Even the most adventurous alchemists return to their favoured base elements in the pursuit of maximum potency. So it was that The Phantom Band – those wilfully mercurial outriders who changed their name repeatedly, disbanded and reformed to wrong-foot potential followers before firing out two diverse albums of singular brilliance in Checkmate Savage (2009) and The Wants (2011) – reached album number three seeking a return to the first principles of performance that brought them together to begin with. Strange Friend was, in vocalist Rick Anthony’s words, borne out of “a desire to try and get back to that feeling of it just being a bunch of us in a room playing music together.” It's an attempt to capture the six of them live; raw, rugged, perhaps looser, but still fit to burst with earworms and oddities from every nook and cranny.

Strange Friend doesn't have one firm concept at its root but several, infused with multiple meanings it reflects the constant percolation of voices within the Scottish six-piece, all jostling for their say. “It can indirectly refer to a lot of different things,” says Anthony of the album’s title. “Living in a world that’s increasingly hyper-connected through the internet yet increasingly disconnected in terms of actual real human relationships. It could also refer to the band and our relationships to each other; our individual relationship to the band as a thing; our relationship to this particular album.
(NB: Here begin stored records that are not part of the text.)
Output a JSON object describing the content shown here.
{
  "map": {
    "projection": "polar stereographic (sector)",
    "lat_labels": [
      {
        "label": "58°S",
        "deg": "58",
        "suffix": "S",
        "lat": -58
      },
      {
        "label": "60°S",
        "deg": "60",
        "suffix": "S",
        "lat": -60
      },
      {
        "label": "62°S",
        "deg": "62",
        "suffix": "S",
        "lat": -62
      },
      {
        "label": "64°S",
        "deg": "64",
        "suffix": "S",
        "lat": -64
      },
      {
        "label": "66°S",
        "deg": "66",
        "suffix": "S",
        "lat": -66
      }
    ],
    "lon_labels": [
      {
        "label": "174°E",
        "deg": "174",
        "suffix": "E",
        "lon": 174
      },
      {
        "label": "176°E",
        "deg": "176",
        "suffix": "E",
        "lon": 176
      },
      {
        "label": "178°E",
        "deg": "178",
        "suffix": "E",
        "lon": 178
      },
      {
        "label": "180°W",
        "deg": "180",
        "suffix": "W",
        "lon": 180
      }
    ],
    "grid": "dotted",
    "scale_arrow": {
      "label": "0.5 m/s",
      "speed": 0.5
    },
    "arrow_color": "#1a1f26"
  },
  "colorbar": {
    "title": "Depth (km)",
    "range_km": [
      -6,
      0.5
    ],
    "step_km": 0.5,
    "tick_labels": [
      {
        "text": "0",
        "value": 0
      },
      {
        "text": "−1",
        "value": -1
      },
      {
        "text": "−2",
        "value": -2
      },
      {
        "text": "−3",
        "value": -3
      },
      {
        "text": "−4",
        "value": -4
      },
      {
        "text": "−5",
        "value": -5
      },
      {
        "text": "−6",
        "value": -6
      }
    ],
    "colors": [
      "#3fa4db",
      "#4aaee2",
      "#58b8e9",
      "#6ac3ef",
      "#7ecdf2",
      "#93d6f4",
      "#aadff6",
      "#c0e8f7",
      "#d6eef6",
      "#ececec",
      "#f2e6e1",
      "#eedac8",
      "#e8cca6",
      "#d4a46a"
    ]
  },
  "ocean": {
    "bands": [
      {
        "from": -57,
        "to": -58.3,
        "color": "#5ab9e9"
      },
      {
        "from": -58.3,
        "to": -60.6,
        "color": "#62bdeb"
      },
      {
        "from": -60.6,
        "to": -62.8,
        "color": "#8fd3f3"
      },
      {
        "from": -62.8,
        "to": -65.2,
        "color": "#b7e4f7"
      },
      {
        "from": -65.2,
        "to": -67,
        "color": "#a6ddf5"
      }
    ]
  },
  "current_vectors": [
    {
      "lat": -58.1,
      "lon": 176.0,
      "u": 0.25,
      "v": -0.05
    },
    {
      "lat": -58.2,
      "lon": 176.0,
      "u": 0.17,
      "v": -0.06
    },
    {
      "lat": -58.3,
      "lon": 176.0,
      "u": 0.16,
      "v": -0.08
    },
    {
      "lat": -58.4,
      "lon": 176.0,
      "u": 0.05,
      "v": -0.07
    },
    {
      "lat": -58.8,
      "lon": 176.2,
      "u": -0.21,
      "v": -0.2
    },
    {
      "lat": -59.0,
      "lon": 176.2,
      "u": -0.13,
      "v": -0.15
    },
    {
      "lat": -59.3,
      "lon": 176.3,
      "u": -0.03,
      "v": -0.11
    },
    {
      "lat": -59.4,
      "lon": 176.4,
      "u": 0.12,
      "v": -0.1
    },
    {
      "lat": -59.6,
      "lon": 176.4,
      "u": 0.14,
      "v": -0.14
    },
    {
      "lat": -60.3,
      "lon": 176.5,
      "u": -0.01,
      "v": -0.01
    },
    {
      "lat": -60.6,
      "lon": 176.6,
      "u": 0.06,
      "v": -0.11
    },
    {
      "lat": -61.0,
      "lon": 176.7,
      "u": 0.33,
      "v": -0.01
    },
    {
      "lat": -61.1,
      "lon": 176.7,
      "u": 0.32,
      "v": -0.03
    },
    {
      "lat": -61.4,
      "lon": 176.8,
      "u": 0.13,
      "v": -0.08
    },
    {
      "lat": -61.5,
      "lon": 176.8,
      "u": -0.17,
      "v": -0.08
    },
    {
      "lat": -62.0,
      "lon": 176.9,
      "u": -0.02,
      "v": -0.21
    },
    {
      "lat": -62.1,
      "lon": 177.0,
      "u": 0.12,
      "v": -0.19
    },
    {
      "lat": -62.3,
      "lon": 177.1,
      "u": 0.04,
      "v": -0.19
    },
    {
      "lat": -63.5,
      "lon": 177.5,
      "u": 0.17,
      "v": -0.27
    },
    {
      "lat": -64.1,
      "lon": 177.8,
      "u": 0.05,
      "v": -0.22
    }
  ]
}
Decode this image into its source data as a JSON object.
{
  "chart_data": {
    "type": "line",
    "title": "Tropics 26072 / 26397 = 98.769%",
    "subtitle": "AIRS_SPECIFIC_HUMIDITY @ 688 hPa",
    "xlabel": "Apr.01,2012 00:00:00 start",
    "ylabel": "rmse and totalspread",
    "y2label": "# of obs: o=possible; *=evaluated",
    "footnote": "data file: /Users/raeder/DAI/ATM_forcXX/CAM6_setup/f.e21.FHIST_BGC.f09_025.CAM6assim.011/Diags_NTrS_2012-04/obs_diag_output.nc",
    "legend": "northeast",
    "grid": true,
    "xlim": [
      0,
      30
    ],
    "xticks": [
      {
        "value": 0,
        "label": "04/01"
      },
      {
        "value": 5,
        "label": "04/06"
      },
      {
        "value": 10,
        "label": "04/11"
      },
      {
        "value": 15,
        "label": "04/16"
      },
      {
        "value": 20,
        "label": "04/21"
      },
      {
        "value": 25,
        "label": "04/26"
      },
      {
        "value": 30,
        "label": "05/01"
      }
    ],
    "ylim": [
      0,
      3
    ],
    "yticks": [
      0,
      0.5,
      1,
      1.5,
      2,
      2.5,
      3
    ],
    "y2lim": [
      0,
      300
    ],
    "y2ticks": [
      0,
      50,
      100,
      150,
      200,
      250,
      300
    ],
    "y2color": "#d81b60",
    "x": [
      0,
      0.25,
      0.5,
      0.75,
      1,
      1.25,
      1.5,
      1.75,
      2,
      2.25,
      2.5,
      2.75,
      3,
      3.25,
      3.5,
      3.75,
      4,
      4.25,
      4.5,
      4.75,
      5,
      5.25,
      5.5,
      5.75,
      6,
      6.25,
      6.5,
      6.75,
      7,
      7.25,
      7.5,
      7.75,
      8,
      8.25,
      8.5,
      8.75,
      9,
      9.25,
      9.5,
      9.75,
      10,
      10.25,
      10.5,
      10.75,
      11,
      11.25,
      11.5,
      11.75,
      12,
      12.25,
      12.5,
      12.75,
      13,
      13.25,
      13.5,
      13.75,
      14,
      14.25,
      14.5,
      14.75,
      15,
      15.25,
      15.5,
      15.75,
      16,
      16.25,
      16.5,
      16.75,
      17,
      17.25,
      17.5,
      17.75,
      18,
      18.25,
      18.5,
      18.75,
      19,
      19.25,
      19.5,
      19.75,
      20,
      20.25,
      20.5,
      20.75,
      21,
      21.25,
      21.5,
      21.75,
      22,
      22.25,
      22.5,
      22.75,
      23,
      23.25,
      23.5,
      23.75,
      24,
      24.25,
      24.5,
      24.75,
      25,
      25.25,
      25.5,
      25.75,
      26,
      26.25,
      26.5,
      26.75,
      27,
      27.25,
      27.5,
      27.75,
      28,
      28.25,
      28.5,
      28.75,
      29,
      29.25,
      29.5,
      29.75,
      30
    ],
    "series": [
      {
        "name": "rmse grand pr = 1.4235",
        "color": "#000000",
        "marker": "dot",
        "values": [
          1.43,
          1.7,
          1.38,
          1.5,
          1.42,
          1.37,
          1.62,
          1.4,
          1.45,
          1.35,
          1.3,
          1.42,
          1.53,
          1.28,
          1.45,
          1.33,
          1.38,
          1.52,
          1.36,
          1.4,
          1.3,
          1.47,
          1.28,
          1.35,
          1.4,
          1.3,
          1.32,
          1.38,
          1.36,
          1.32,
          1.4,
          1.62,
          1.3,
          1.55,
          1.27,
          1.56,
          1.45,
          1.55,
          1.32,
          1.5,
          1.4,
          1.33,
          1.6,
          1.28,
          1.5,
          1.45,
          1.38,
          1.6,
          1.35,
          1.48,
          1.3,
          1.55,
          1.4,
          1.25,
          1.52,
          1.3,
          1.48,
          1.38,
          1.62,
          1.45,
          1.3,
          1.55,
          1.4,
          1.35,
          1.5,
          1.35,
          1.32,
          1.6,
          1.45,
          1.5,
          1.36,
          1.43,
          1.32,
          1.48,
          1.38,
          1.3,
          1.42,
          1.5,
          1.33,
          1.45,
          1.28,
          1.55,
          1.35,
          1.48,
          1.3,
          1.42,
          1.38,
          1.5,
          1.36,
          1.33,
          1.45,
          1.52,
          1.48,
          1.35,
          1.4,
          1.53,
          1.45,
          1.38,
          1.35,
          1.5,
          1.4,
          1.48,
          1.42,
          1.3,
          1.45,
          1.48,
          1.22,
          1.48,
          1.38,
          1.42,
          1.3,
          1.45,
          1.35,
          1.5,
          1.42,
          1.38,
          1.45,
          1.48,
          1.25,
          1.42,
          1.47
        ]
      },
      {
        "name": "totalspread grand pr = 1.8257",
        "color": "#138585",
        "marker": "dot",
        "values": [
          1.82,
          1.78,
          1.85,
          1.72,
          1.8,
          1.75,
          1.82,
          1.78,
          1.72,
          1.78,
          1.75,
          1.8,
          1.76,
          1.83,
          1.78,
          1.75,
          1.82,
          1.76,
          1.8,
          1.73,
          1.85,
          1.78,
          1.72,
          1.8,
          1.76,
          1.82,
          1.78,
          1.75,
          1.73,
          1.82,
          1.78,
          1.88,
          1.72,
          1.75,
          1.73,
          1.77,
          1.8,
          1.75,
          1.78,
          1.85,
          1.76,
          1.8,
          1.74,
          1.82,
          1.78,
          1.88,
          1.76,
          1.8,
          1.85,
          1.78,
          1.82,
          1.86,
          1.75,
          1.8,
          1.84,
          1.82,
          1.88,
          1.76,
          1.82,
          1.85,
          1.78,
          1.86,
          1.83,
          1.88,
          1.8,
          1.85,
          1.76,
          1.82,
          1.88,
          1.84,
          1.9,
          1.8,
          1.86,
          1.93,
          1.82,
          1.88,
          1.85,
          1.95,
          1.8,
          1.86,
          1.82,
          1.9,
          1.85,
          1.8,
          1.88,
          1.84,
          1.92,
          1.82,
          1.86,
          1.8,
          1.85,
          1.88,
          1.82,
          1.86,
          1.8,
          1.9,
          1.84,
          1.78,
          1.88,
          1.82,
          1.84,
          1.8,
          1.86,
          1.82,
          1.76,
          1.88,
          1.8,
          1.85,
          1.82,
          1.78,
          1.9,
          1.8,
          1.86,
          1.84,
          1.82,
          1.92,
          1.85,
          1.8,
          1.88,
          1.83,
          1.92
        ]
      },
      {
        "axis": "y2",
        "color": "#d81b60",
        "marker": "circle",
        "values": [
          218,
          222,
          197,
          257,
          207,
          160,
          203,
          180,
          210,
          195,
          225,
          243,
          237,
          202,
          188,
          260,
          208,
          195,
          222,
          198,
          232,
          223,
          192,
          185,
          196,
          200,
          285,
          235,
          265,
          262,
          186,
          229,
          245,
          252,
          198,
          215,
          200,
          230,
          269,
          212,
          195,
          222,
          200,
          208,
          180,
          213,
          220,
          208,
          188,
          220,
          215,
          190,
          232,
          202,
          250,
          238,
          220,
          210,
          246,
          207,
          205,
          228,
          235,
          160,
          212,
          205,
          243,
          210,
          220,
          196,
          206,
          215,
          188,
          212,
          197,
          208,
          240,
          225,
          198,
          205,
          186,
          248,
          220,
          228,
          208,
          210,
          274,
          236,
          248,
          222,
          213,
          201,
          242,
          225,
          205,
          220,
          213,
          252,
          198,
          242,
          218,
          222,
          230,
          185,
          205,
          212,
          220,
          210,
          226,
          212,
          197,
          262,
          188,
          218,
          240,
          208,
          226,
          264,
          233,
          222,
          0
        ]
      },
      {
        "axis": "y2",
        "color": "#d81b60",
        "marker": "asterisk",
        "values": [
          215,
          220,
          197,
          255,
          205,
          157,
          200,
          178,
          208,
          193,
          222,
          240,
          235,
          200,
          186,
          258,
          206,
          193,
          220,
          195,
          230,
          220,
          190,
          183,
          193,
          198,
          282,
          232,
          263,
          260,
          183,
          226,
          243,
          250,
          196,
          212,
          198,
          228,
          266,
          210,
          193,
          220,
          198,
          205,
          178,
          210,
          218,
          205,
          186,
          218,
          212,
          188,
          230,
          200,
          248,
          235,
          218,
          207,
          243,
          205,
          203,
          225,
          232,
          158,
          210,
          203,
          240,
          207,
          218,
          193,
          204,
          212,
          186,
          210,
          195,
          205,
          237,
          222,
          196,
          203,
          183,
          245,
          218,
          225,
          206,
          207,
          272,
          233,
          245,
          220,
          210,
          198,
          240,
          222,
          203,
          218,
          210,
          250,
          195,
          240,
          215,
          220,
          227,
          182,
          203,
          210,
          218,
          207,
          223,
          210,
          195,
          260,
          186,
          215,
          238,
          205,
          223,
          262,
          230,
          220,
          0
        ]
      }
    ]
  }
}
It's like a strange friend that we can't quite shake. Or our relationship to music as a whole.”

Yet musically Strange Friend is perhaps the most straight-up set of recordings the band have put to wax. Fans of their previous critically-acclaimed albums, fear not; those burbling, fluttering electronics that drag their sound through a wormhole and out into the 70’s alongside the soundtracks of John Carpenter and the kosmische of Kraftwerk and Neu! remain; the elements of folk; the woozy organ sounds – most apparent on ‘Clapshot’ – that knock each song just off its centre enough to feel alien, but familiar enough not to feel lost, are still there. The difference is now it feels as though an imaginary thread’s been pulled tight through it all; The Phantom Band were always a rock band that enjoyed pushing the pre-conceptions of what that could mean – never the other way round. Strange Friend, from the driving opening statement of intent, ‘The Wind That Cried The World,’ to ‘Doom Patrol’s’ thunderous guitar breakdown (“a break that allowed us to pretend we were in a heavy metal band for a few wonderful moments,”) through to ‘Sweatbox’s’ hot, claustrophobic garage rock and the chuntering, staccato synth emissions of ‘The Women Of Ghent’ (equally inspired by statues in the Ghent museum and and extremely tall Belgian couple the band encountered on tour there) all hit with satisfying instantaneity.
“The seeds of the songs are the result of an initial collective aimlessness where we weren’t worried about what was the music was going to sound like,” says Duncan Marquiss. “It’s about creating an environment where you increase your chances of having happy accidents. We agreed we wouldn't record until we were ready and that meant that anyone who was interested in the band wouldn't be hearing from us for a few years.” The group wrote as they’ve always done, sessions of improvised jams unearthing nuggets of ideas, like sifting through silt, which they’d then come back on. They recorded the bulk of the material at Chem 19 in Blantyre, working with Paul Savage and then The Wants’ engineer Derek O'Neill again, with some recordings done in their own studio. The main difference from the last two albums was in the production which the band took more of an active role. "The music seemed to start taking control of itself. Is it possible to produce an album passive-aggressively? If so, we did that" explains Andy Wake.

It’s been three and a half years since anyone heard anything from The Phantom Band, something that they disregard as a notable time away. “We’ve always moved at our own glacial pace,” says Marquiss. Yet, with due respect to the group, their absence has been long enough to have been felt; their time taken in getting the record together was down partly to the inevitabilities of outside lives, partly due to a change of drummer – with Iain Stewart now behind the kit - and partly because of the fiercely democratic ethos the band has maintained since its beginning.

Strange Friend, like their previous outings, is the sound of six clearly distinct personalities attempting to inflict their will on the rest of the group – it’s no surprise the phrase “love/hate” is brought up repeatedly by all its members in an attempt to describe their relationship with the band as an entity – but it’s that fission between each other’s contributions that provides the intangible individuality of their music. “Like all true utopias it can feel impossible to maintain,” admits Marquiss. “But we'd have fallen apart long ago if any one band member took the reins, and that friction between people throws up music that no single person in the band would have imagined otherwise. I still hope our utopia will turn into whisky fountains and flying sandwiches.” It’s something that you can’t help but feel would be fully deserved for these most strange but wonderful returning friends.